Due to the nature of open source databases, our findings likely underestimate the XLMTM disease burden. While the IPM.ai dataset (and others like it) represents CMS and privately insured patients, there are coverage gaps when using open source data. In particular, the available in-hospital data often include only admission and discharge data and the events happening within the hospital stay are not captured. Nonetheless, our analysis is more broadly representative of the general US population than the more idiosyncratic RECENSUS dataset, which was based on a research program from a specific patient registry.

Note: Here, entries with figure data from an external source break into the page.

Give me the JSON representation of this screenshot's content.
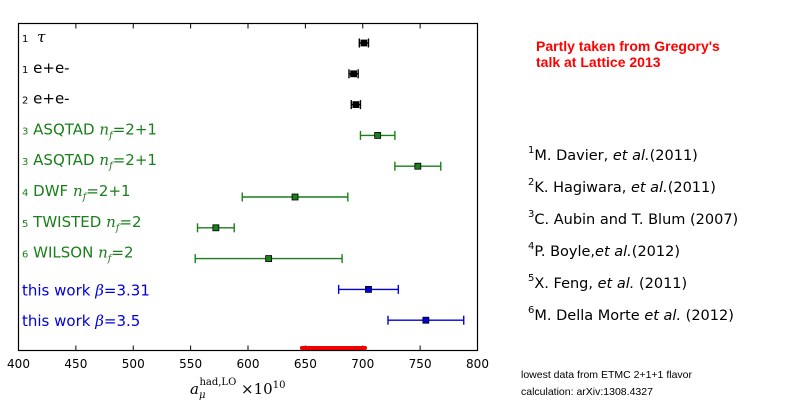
{
  "note": {
    "line1": "Partly taken from Gregory's",
    "line2": "talk at Lattice 2013"
  },
  "references": [
    {
      "num": "1",
      "pre": "M. Davier, ",
      "em": "et al.",
      "post": "(2011)"
    },
    {
      "num": "2",
      "pre": "K. Hagiwara, ",
      "em": "et al.",
      "post": "(2011)"
    },
    {
      "num": "3",
      "pre": "C. Aubin and T. Blum (2007)",
      "em": "",
      "post": ""
    },
    {
      "num": "4",
      "pre": "P. Boyle,",
      "em": "et al.",
      "post": "(2012)"
    },
    {
      "num": "5",
      "pre": "X. Feng, ",
      "em": "et al.",
      "post": " (2011)"
    },
    {
      "num": "6",
      "pre": "M. Della Morte ",
      "em": "et al.",
      "post": " (2012)"
    }
  ],
  "footnote": {
    "line1": "lowest data from ETMC 2+1+1 flavor",
    "line2": "calculation: arXiv:1308.4327"
  },
  "colors": {
    "black": "#000000",
    "green": "#1a7f1a",
    "blue": "#0000dd",
    "red": "#ee0000",
    "note": "#ff0000"
  },
  "chart_data": {
    "type": "scatter",
    "orientation": "horizontal error bars",
    "xlim": [
      400,
      800
    ],
    "xticks": [
      400,
      450,
      500,
      550,
      600,
      650,
      700,
      750,
      800
    ],
    "xlabel": {
      "base": "a",
      "sub": "μ",
      "sup": "had,LO",
      "factor": "×10",
      "factor_exp": "10"
    },
    "grid": false,
    "points": [
      {
        "ref": "1",
        "label": "τ",
        "math": true,
        "nf": "",
        "color": "black",
        "x": 701,
        "err": 4
      },
      {
        "ref": "1",
        "label": "e+e-",
        "math": false,
        "nf": "",
        "color": "black",
        "x": 692,
        "err": 4
      },
      {
        "ref": "2",
        "label": "e+e-",
        "math": false,
        "nf": "",
        "color": "black",
        "x": 694,
        "err": 4
      },
      {
        "ref": "3",
        "label": "ASQTAD",
        "math": false,
        "nf": "=2+1",
        "color": "green",
        "x": 713,
        "err": 15
      },
      {
        "ref": "3",
        "label": "ASQTAD",
        "math": false,
        "nf": "=2+1",
        "color": "green",
        "x": 748,
        "err": 20
      },
      {
        "ref": "4",
        "label": "DWF",
        "math": false,
        "nf": "=2+1",
        "color": "green",
        "x": 641,
        "err": 46
      },
      {
        "ref": "5",
        "label": "TWISTED",
        "math": false,
        "nf": "=2",
        "color": "green",
        "x": 572,
        "err": 16
      },
      {
        "ref": "6",
        "label": "WILSON",
        "math": false,
        "nf": "=2",
        "color": "green",
        "x": 618,
        "err": 64
      },
      {
        "ref": "",
        "label": "this work",
        "beta": "3.31",
        "color": "blue",
        "x": 705,
        "err": 26
      },
      {
        "ref": "",
        "label": "this work",
        "beta": "3.5",
        "color": "blue",
        "x": 755,
        "err": 33
      }
    ],
    "band": {
      "color": "red",
      "xmin": 647,
      "xmax": 702
    }
  }
}
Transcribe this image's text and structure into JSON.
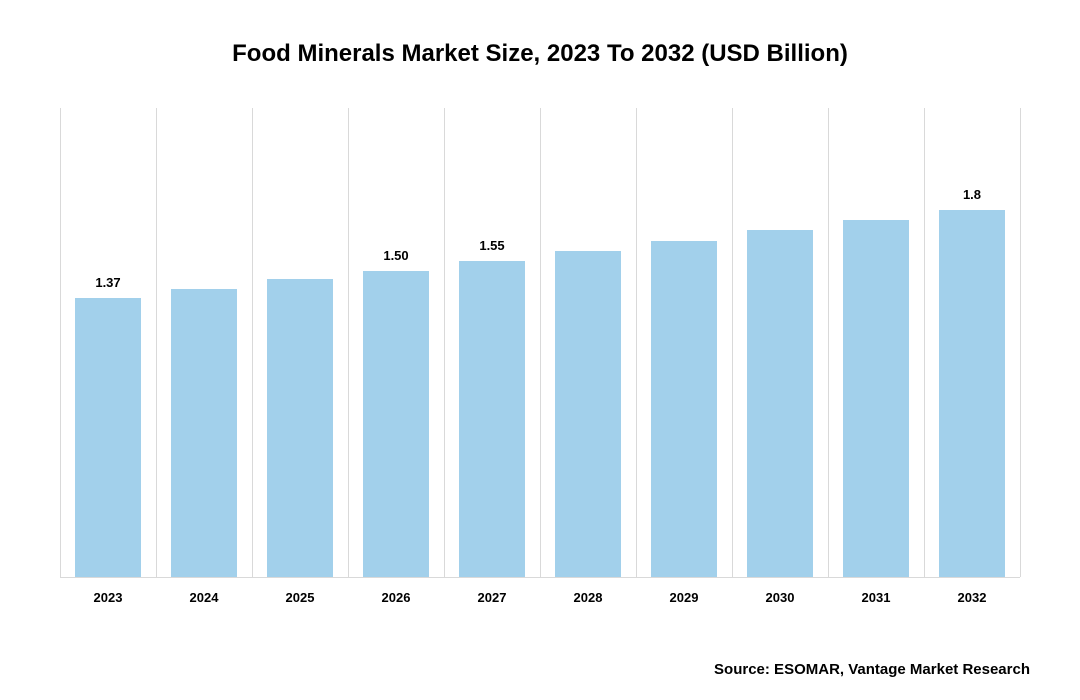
{
  "chart": {
    "type": "bar",
    "title": "Food Minerals Market Size, 2023 To 2032 (USD Billion)",
    "title_fontsize": 24,
    "title_color": "#000000",
    "background_color": "#ffffff",
    "categories": [
      "2023",
      "2024",
      "2025",
      "2026",
      "2027",
      "2028",
      "2029",
      "2030",
      "2031",
      "2032"
    ],
    "values": [
      1.37,
      1.41,
      1.46,
      1.5,
      1.55,
      1.6,
      1.65,
      1.7,
      1.75,
      1.8
    ],
    "value_labels": [
      "1.37",
      "",
      "",
      "1.50",
      "1.55",
      "",
      "",
      "",
      "",
      "1.8"
    ],
    "bar_color": "#a2d0eb",
    "grid_color": "#d9d9d9",
    "ylim": [
      0,
      2.3
    ],
    "label_fontsize": 13,
    "label_color": "#000000",
    "xaxis_fontsize": 13,
    "xaxis_fontweight": "700",
    "bar_width_pct": 68
  },
  "source_text": "Source: ESOMAR, Vantage Market Research",
  "source_fontsize": 15
}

While currently there are no disease-modifying therapies approved to treat XLMTM, several novel therapeutic strategies have shown promise in pre-clinical disease models, including tamoxifen [20], PIK3C2B inhibition [21], dynamin 2 reduction [22], and intramuscular injections of either adeno-associated virus (AAV)-shRNA or AAV-mediated gene replacement therapy (resamirigene bilparvovec) [23,24,25,26]. Our improved understanding of the unmet medical burden reflected in these claims data will enable rigorous and appropriate risk–benefit considerations as these and other therapies are developed and become available.